In Bezug auf die Firma ***Bf1*** sei dies aus Karton 32 LfNr. 230 der Steuerakt ***Bf1*** a) ein Schlüssel von einem Büro in ***C***, welcher der Hausverwaltung hört. Das Büro sei leer. b) 2 Bögen Bankkontoantrag betreffend die Bank, auf denen seine persönlichen Daten aufscheinen. Er habe für die ***Bf1*** ein Konto eröffnet und c) 2 Bögen mit Notizen über Besprechungen mit einem Mandanten.

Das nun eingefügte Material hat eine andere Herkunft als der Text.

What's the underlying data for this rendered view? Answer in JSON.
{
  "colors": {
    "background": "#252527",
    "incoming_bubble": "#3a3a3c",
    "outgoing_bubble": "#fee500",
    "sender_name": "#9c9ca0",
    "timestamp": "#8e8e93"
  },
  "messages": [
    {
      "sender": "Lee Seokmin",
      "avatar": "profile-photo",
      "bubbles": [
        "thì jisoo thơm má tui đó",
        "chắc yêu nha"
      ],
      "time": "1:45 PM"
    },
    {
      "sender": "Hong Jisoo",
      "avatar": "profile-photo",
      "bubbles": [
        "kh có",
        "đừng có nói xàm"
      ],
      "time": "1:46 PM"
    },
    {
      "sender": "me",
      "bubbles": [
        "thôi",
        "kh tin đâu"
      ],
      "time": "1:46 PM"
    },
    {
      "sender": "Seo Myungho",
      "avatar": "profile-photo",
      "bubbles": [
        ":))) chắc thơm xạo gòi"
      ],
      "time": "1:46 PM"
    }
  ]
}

Dazu werde vom zuständigen Vorsitzenden des Spruchsenates erwogen:

Gem. § 89 Abs. 1 FinStrG habe die Finanzstrafbehörde mit Bescheid die Beschlagnahme von verfallsbedrohten Gegenständen und von Gegenständen, die als Beweismittel in Betracht kommen, anzuordnen, wenn dies zur Sicherung des Verfalls oder zur Beweissicherung geboten sei.

Beweismittel, auf die sich eine gesetzlich anerkannte Pflicht zur Verschwiegenheit erstrecke, unterlägen bei dem zur Verschwiegenheit Verpflichteten der Beschlagnahme nur, a) soweit begründeter Verdacht bestehe, dass dieser selbst Beteiligter, Hehler oder Begünstigender in Bezug auf das Finanzvergehen sei, oder b) wenn es sich um Bücher oder Aufzeichnungen nach den §§ 124 bis 130 BAO oder um dazugehörende Belege oder um solche Gegenstände, welche zur Begehung des Finanzvergehens bestimmt waren oder diese erleichtert haben oder die aus dem Finanzvergehen herrühren, handle. (Abs 3).

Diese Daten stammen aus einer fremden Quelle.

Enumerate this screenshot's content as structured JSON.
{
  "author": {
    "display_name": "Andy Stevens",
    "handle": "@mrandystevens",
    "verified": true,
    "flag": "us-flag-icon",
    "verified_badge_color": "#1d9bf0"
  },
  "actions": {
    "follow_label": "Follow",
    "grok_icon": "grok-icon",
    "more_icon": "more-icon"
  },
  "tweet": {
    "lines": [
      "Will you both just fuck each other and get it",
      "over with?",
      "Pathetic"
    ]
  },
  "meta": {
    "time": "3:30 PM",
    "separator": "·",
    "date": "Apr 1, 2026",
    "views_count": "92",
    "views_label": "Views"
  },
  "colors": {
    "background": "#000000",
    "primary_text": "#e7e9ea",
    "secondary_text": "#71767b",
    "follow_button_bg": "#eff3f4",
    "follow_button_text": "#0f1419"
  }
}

Behaupte der zur Verschwiegenheit Verpflichtete oder der Beschuldigte, dass die Voraussetzungen für eine Beschlagnahme nach Abs. 3 und 4 nicht vorlägen, oder sei er bei der Beschlagnahme nicht anwesend, so sei der Gegenstand ohne weitere Untersuchung unter Siegel zu nehmen und ohne Verzug dem Vorsitzenden des Spruchsenates vorzulegen, dem gemäß § 58 Abs. 2 FinStrG unter den dort vorgesehenen Voraussetzungen die Durchführung der mündlichen Verhandlung und die Fällung des Erkenntnisses obliegen würde. Der Vorsitzende des Spruchsenates habe mit Bescheid festzustellen, ob die Beweismittel der Beschlagnahme unterliegen. (Abs. 5)

Die beschlagnahmten Unterlagen der Fa. ***Bf1*** kämen im noch abzuführenden Finanzstrafverfahren als Beweismittel in Betracht, da es sich um Aufzeichnungen handle, die zur Erhebung des Sachverhaltes bzw. zur Erhärtung des Tatverdachtes unumgänglich seien und nicht von der Ausnahmeregelung des § 89 Abs. 3 FinStrG umfasst seien.

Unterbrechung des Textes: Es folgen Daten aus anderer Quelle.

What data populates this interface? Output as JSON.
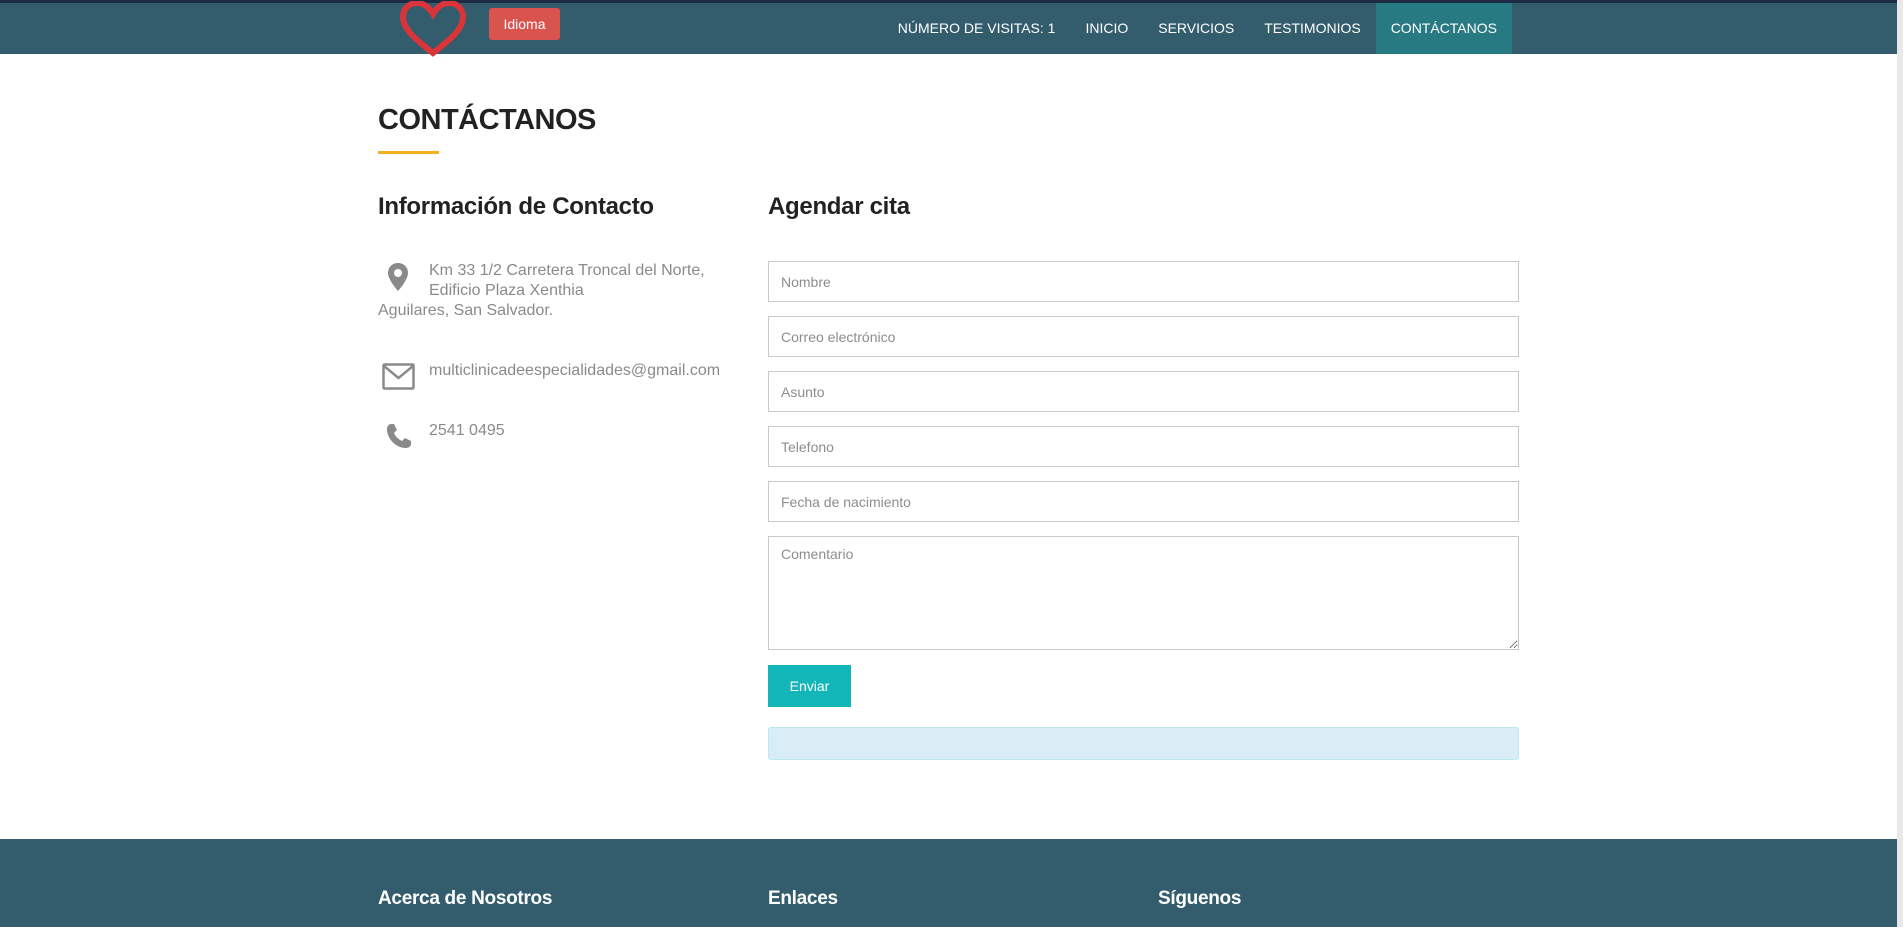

Der Hinweis des ***BBH*** in Hinblick auf seine Verschwiegenheitspflicht vermöge nämlich nur insofern zu überzeugen, als es sich um Gesprächsnotizen oder Dokumente handle, die ihm in seiner Eigenschaft als Buchhalter im Vertrauen übergeben worden seien.

Mit Beschlagnahmeanordnung vom sichergestellte und beschlagnahmte Unterlagen hinsichtlich der Fa. ***Bf1*** unterlägen als Beweismittel der Beschlagnahme.

Diese Maßnahme stehe mit dem Grundsatz der Verhältnismäßigkeit im Einklang. Der Grundsatz der Verhältnismäßigkeit verlange eine vernünftige Beziehung zwischen dem Ausmaß des staatlichen Eingriffs und dem Zweck der eingreifenden Maßnahme. Der konkrete Eingriff und seine mit ihm verbundenen Rechtsgutbeeinträchtigung müssen in einem angemessenen Verhältnis zur Bedeutung der Straftat, der bestehenden Verdachtslage und dem zu erwartenden Ermittlungsergebnis stehen. Gegenständlich sei aufgrund der derzeitigen Beweislage von einem dringenden Tatverdacht auszugehen, und könne insbesondere durch die Einsicht und Prüfung der beschlagnahmten Unterlagen eine vollständige Klärung des Tatverdachtes ermöglicht werden.

Mit Schriftsatz vom brachte die vom Bilanzbuchhalter ***BBH*** steuerlich vertretene Firma ***Bf1*** durch ihren bevollmächtigten Rechtsanwalt eine Beschwerde gegen den Bescheid über die Beschlagnahme gemäß § 89 Abs. 3 lit. a FinStrG bei einem zur Verschwiegenheit Verpflichteten vom , zugestellt an ***BBH*** am , mit folgender Begründung ein:

"1. Die ***Bf1*** ist unmittelbar Betroffene des Beschlagnahmebescheides vom , da deren Geschäftsbücher von der Beschlagnahme erfasst sind und sohin rechtsmittellegitimiert, obwohl diese im Beschlagnahmebescheid gar nicht angeführt ist (siehe Pkt. 8.).

Angefochten wird sohin die Beschlagnahmeanordnung vom zur Gänze sowie der Bescheid des Vorsitzenden des Spruchsenates vom in seinem Punkt I.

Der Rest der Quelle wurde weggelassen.